Regular Bottom Cleaning Sessions
One of the greatest methods for ship maintenance for shipowners and managers and all related companies in the shipping industry is underwater cleaning. This can be done by professionals from an affiliated maritime diving company. Underwater ship maintenance sessions are necessary to ensure the smooth running of the ship. Bottom cleaning, or underwater hull cleaning, is vital for the successful operation of all commercial ships. In general, the bottom cleaning needs to be performed once every 3-6 months depending on the type of coating, service conditions, and location (latitude and weather).
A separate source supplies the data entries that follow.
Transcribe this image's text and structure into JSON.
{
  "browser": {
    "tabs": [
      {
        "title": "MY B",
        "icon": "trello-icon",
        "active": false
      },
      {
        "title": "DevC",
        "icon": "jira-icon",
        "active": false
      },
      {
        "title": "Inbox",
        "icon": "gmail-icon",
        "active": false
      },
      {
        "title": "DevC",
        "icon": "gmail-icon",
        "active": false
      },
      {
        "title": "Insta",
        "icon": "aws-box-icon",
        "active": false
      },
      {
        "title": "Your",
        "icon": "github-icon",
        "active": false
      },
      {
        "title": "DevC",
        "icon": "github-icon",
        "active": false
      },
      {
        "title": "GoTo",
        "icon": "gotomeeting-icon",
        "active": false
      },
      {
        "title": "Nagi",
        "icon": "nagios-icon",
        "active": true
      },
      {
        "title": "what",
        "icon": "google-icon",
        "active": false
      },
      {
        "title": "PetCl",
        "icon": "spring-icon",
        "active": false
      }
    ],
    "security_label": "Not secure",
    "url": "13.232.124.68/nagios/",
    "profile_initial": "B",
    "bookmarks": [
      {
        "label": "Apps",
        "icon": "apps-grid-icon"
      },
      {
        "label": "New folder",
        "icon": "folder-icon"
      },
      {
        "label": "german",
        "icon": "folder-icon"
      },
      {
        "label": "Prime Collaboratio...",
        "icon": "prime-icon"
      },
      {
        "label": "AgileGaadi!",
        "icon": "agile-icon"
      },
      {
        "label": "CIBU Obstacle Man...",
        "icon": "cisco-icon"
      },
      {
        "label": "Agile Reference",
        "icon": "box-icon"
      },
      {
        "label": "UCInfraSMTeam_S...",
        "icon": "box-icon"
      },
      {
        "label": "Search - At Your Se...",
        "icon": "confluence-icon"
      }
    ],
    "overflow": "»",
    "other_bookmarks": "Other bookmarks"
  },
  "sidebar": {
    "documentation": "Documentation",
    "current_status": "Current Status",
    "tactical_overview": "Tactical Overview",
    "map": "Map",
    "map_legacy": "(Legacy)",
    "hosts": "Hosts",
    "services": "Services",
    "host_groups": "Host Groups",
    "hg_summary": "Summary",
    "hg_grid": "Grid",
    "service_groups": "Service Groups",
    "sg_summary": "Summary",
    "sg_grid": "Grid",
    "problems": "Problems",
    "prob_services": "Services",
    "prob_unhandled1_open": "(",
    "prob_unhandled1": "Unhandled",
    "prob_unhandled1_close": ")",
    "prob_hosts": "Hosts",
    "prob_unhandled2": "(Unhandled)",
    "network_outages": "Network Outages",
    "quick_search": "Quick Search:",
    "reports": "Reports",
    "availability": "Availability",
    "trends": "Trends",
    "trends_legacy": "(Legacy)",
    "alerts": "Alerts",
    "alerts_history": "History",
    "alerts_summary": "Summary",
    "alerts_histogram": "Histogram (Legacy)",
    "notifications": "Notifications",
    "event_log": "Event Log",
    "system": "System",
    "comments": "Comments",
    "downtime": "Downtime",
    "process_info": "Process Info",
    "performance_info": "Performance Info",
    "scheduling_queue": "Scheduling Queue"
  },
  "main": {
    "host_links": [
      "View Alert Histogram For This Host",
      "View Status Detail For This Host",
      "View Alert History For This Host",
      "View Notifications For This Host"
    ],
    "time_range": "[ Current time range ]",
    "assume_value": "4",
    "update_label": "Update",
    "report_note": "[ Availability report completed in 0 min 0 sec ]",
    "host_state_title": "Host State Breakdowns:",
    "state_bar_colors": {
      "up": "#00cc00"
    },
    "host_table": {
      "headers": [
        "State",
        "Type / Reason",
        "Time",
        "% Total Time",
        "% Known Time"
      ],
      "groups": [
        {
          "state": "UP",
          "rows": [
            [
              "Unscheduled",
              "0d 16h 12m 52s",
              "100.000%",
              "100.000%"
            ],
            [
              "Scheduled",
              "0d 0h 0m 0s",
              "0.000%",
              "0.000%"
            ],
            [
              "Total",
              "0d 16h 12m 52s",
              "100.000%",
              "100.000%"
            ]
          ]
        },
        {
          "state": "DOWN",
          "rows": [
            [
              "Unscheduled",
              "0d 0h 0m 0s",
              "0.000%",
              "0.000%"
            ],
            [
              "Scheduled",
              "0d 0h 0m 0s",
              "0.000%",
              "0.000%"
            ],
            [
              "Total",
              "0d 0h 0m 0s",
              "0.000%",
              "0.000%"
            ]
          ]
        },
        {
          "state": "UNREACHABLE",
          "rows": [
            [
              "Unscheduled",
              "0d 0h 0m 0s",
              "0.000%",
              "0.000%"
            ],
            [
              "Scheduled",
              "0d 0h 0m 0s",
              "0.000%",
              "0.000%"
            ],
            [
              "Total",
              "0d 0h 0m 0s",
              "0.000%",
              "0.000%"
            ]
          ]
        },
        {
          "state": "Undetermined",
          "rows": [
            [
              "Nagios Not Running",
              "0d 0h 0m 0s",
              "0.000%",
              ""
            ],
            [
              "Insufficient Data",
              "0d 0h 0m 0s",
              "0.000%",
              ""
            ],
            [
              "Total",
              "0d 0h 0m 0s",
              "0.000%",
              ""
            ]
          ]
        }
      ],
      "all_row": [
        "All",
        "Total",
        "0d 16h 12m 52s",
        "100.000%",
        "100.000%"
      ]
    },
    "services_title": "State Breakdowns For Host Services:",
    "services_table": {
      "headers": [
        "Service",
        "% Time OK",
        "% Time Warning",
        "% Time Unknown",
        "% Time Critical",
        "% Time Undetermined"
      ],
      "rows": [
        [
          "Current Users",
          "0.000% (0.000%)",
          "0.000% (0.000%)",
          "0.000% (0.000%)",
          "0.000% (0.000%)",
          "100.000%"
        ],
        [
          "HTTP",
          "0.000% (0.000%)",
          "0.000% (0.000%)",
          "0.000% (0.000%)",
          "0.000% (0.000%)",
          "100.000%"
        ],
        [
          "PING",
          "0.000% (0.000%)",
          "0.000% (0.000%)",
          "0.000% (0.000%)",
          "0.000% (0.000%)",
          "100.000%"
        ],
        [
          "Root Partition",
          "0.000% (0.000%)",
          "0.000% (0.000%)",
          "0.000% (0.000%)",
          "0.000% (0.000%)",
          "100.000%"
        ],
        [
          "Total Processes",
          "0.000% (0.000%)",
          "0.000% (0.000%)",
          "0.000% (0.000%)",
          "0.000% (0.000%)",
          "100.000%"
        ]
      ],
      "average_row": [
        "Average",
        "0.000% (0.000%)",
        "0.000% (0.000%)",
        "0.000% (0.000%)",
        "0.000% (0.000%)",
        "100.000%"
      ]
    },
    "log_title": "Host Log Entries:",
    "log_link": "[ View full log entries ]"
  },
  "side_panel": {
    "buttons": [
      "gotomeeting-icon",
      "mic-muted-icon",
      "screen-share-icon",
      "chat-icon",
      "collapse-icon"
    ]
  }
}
Hiring the Right Commercial Diving Company
Due diligence is quite a big role in most of making decisions in life, however, when it comes to selecting a commercial diving company, it is critical to get your foot onto the worthy provider. You have to ensure that the company you’re contracting is responsible, capable, and risk-averse.
Some companies may lie about their qualifications for the sake of landing the job.
Hiring the finest commercial diving company for a project, the lowest bidder can never be your best option. It is also essential to ensure that the commercial diving company you hire has decades of experience, resources, and specialists in the services you require.
Thai Subsea Services is the first-tier and premier commercial diving services in Thailand with 30 years of experience that can deliver the best quality result for all underwater ship maintenance, plus they are the only company in Thailand that employs the famous Piccard Triple-Headed Brush Kart machine. Cooperatively, with our team’s strong diving background experience and techniques, we ensure the absoluteness of the operation and zero damage to your ship’s hull and anti-fouling system.